Learning to Be a Coding Agent Babysitter

The past few months I have been learning to be an AI coding agent babysitter. Sometimes it works well, sometimes less so. Overall I feel like it has been a productivity boost. The sweet spot is in areas where I have good expertise, so I can tell if the agent’s output is good or not.

I’m still learning and trying to improve my babysitting skills. Here’s what I’ve learned so far.

Regularly clear the context

If I only had one tip, it would be this one. The key to clearing context regularly is to give really small and tightly defined tasks.

If the output isn’t what I want, I might edit some files myself or give a new prompt in the current context. Typically after a maximum of three or four prompts, even if the output so far isn’t what I want, I will clear the context and start over with a new prompt.

Use planning mode

I use planning mode to explore new areas of a codebase, to research a task or investigate possible areas where there might be a bug in the code.

When planning work and I have a good output from the agent, I use a snippet to ask it to tell the agent to “write this output as a markdown file in {dir}. Give the file an appropriate name and start it with today’s date {date:medium} in YYYYMMDD format”.

Use hooks

I have a hook with Claude Code that sends a notification when it needs me. For example, this users terminal-notifier on my Mac:

{
  "hooks": {
    "Notification": [
      {
        "matcher": "",
        "hooks": [
          {
            "type": "command",
            "command": "terminal-notifier -message \"Claude needs your input\" -title \"Claude Code\""
          }
        ]
      }
    ]
  }
}

This way, if I’ve switched focus, I am notified and don’t waste time with Claude doing nothing.

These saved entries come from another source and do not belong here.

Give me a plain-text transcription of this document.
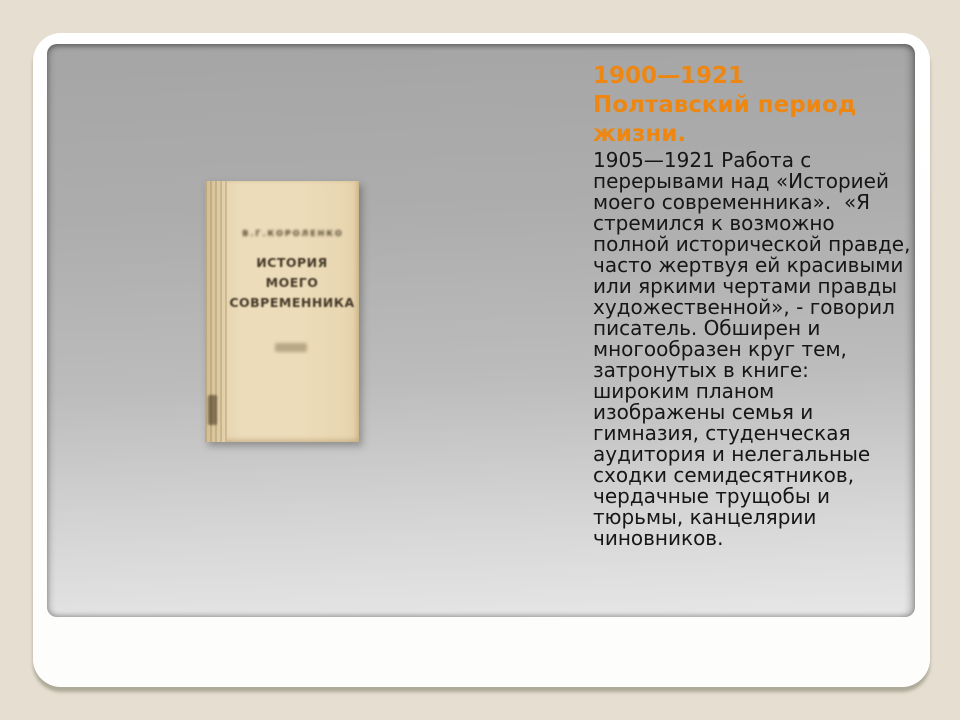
В.Г.КОРОЛЕНКО
ИСТОРИЯ
МОЕГО
СОВРЕМЕННИКА
1900—1921
Полтавский период
жизни.

1905—1921 Работа с перерывами над «Историей моего современника».  «Я стремился к возможно полной исторической правде, часто жертвуя ей красивыми или яркими чертами правды художественной», - говорил писатель. Обширен и многообразен круг тем, затронутых в книге: широким планом изображены семья и гимназия, студенческая аудитория и нелегальные сходки семидесятников, чердачные трущобы и тюрьмы, канцелярии чиновников.
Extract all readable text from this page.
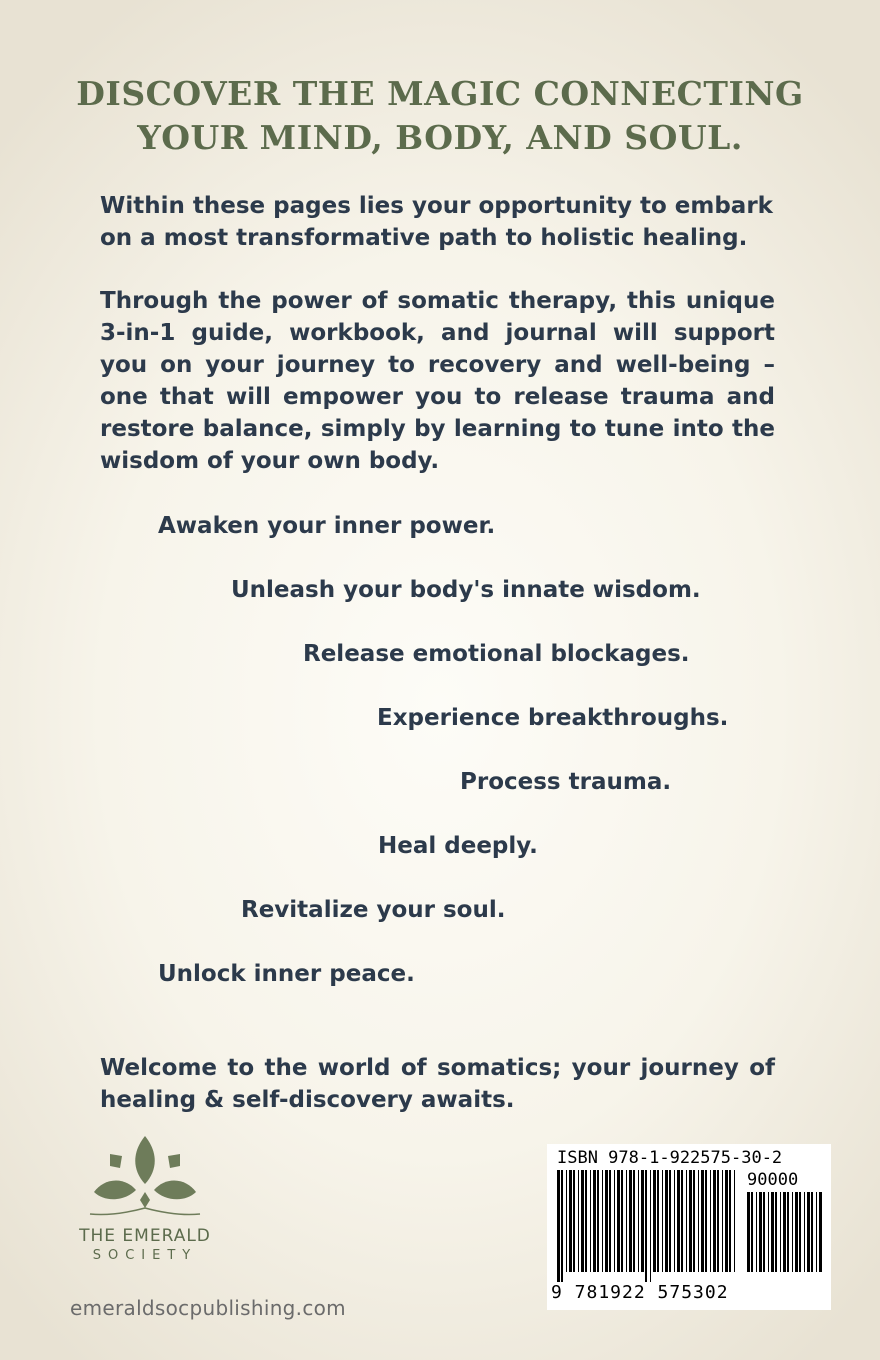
DISCOVER THE MAGIC CONNECTING
YOUR MIND, BODY, AND SOUL.

Within these pages lies your opportunity to embark on a most transformative path to holistic healing.

Through the power of somatic therapy, this unique 3-in-1 guide, workbook, and journal will support you on your journey to recovery and well-being – one that will empower you to release trauma and restore balance, simply by learning to tune into the wisdom of your own body.

Awaken your inner power.
Unleash your body's innate wisdom.
Release emotional blockages.
Experience breakthroughs.
Process trauma.
Heal deeply.
Revitalize your soul.
Unlock inner peace.

Welcome to the world of somatics; your journey of healing & self-discovery awaits.

THE EMERALD
SOCIETY
emeraldsocpublishing.com
ISBN 978-1-922575-30-2
90000
9 781922 575302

Another hook formats the code after Claude is done. This removes the need to include this in the prompt or worry about if the agent is going to ignore the instruction in the Claude.md to always format the code.

Write tests yourself

Leave Claude alone to write tests and the output is usually substandard. For example lots of duplicated test cases and tests that don’t even test production code. It could be a fragrant abuse of Mocks or by writing actual production code within the test and then asserting the code passes.

I will either write the tests myself, or at least the outline of the test and ask the agent to complete writing the test.

Whichever approach I go for, I always review the output. This is necessary for all code the agent writes but especially the tests. If your tests are bad, you can have even less confidence in the production code the agent writes.

Code reviews

After I’ve refactored, I will often ask Claude to do a code review of the diff. I do this in plan mode so my diff won’t be overwritten. It can sometimes provide some useful feedback that leads to a new prompt in a new context to refactor the code.

Agent MD files

I find these useful for two key reasons. When I’m new to a codebase, it’s a useful summary of the repo. An outline of the architecture, what is this repo about etc. Secondly, for the agent, it is useful to provide it with commands for running tests.

I’ve watched an agent try 3 different ways to run tests before I interrupt to remind it activate the Python venv first then run the test command. With this instruction in the Agent markdown file, this type of issue is greatly reduced.

Do these files help more than that? I’m not so sure, but I could be wrong. And all the providers always recommend it, so I still do it for every new repo I work on.

Multiple agents in parallel

I’ve read about engineers running multiple agents with git work trees. The bottleneck for me is reviewing the output and the context switching involved in that. Running two or more implementing agents is hard mental work so I do this in limited bursts.

What I do is research or planning tasks with one agent whilst I’m working on the implementation of another. It means once I’m ready to put the implementation work into pull request, I already have some research and a draft plan ready. I can review that in more detail and then start work.

I want to experiment and iterate with this area some more so I consider this area a work in progress for me.